Au total, pour les 10 premiers mois de l’année, le déficit commercial américain s’est creusé de seulement 1,3 % après des années de hausses plus marquées.

La réduction du déficit commercial est une priorité du président Donald Trump. L’hôte de la Maison-Blanche estime que celui-ci est le résultat de traités commerciaux pénalisant les États-Unis.

Pour cette raison, il avait imposé la renégociation de l’accord de libre-échange avec le Mexique et le Canada. Mais la nouvelle mouture est toujours en attente de ratification.

En octobre, avec le Mexique, autre grand partenaire, le déficit des biens a diminué de 14,3 % comparé à septembre, mais il bondit de 28,5 % sur un an.

Quoique recherchée par le président américain, la réduction du déficit commercial est habituellement le signal d’un ralentissement.

En octobre dernier, le Fonds monétaire international (FMI) avait d’ailleurs revu en baisse ses prévisions de croissance mondiale à 3 %, soit la plus faible expansion depuis la crise financière de 2009.

L’institution avait alors montré du doigt la guerre commerciale et exhorté États-Unis et Chine à régler leur différend.

Alors que la reprise économique dans le monde avait été portée par le commerce international après la crise de 2008, le volume des biens et services échangés ne va augmenter que de 1,1 %.

À court terme pourtant, la réduction du déficit pourrait donner un coup de pouce à la croissance américaine au dernier trimestre, estiment certains économistes.

« Le commerce pourrait contribuer positivement à la croissance du dernier trimestre, dans la mesure où l’amélioration enregistrée en octobre est en majorité due à une baisse des importations », a commenté Rubeela Farooqi, chef économiste chez HFE.

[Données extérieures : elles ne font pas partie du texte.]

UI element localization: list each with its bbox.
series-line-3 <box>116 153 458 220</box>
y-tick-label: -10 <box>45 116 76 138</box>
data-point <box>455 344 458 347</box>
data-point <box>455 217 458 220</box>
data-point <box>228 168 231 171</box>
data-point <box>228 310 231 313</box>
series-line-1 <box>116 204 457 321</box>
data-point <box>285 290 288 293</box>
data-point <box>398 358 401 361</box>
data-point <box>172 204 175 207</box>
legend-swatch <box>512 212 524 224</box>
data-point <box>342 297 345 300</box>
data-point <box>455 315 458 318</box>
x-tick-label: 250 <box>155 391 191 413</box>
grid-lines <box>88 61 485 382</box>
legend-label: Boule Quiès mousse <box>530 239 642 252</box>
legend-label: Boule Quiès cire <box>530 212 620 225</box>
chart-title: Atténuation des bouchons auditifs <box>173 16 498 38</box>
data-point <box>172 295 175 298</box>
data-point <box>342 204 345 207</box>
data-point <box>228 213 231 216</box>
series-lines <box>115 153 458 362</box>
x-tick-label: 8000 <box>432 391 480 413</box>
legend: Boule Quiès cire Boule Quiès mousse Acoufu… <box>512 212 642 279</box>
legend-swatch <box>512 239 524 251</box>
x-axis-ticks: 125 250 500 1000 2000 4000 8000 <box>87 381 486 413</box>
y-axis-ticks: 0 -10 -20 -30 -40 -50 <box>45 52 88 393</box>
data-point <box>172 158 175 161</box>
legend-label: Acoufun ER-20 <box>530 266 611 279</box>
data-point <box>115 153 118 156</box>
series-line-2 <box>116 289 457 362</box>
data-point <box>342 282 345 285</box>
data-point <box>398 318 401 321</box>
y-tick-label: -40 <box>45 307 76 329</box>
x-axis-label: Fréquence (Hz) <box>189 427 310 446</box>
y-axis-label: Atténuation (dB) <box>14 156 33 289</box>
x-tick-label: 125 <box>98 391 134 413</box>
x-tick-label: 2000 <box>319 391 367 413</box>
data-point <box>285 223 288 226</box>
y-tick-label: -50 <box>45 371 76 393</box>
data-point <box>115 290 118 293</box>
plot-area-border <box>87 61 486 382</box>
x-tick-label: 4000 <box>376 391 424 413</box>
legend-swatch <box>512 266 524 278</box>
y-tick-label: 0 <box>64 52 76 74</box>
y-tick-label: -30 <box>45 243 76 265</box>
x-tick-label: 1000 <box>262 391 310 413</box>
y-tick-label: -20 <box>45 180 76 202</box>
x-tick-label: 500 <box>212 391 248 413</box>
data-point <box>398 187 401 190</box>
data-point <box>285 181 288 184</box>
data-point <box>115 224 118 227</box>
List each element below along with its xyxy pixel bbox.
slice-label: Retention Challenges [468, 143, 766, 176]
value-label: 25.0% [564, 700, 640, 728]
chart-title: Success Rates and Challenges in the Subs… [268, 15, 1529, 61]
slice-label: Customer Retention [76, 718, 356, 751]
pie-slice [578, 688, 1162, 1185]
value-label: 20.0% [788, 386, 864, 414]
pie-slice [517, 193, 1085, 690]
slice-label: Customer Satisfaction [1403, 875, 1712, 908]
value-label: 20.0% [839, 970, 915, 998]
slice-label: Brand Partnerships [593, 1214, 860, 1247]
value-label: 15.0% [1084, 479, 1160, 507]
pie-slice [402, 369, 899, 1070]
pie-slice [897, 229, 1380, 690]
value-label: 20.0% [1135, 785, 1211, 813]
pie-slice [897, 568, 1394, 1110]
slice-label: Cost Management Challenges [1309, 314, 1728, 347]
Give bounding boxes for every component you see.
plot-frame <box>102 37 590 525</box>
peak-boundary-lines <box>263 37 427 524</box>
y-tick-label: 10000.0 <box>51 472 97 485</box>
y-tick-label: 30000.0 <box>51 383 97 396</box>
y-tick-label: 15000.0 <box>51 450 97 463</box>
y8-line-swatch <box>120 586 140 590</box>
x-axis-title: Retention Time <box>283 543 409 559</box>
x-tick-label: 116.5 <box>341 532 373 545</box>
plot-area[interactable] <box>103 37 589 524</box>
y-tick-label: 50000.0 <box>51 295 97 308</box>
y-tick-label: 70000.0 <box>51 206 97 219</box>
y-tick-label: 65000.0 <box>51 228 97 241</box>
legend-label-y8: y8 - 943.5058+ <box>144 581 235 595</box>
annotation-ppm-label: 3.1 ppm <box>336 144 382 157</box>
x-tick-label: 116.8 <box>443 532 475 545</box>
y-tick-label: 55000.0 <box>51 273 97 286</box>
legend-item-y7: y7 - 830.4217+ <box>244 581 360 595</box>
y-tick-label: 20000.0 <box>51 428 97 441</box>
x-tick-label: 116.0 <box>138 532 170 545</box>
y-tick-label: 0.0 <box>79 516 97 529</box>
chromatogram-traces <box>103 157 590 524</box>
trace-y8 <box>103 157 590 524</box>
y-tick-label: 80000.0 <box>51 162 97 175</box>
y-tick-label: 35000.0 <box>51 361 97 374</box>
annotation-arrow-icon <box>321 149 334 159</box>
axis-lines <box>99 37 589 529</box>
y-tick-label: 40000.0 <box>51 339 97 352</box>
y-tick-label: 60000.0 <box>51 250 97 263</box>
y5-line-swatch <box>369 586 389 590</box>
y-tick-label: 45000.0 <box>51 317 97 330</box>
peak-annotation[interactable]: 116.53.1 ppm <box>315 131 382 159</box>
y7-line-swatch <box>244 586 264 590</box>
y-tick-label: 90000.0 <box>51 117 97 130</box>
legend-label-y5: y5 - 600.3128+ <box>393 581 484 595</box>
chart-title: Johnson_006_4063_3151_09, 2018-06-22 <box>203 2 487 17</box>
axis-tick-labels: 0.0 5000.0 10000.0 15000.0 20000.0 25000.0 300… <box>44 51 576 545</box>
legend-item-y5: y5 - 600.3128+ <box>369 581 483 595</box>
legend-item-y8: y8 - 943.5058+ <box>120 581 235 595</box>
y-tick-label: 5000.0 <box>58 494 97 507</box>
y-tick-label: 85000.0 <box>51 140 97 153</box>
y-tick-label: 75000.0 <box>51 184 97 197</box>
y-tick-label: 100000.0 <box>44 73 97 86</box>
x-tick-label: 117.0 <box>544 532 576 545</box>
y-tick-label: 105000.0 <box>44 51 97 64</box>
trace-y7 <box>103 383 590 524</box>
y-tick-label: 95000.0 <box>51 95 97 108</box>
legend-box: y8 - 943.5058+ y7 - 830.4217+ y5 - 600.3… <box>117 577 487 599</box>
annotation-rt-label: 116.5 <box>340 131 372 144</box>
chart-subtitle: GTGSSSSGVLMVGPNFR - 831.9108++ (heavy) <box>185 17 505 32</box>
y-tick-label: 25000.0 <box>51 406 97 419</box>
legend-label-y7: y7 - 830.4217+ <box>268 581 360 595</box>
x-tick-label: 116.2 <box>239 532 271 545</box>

De son côté, Ian Shepherdson de Pantheon Macro note que les chiffres relatifs aux services, l’un des secteurs phares de l’économie américaine, ont été « un peu meilleurs » que prévu en octobre.

Pour autant, il s’attend à un rebond du déficit commercial dans les prochains moins, estimant que les droits de douane n’auront qu’un effet temporaire sur les importations.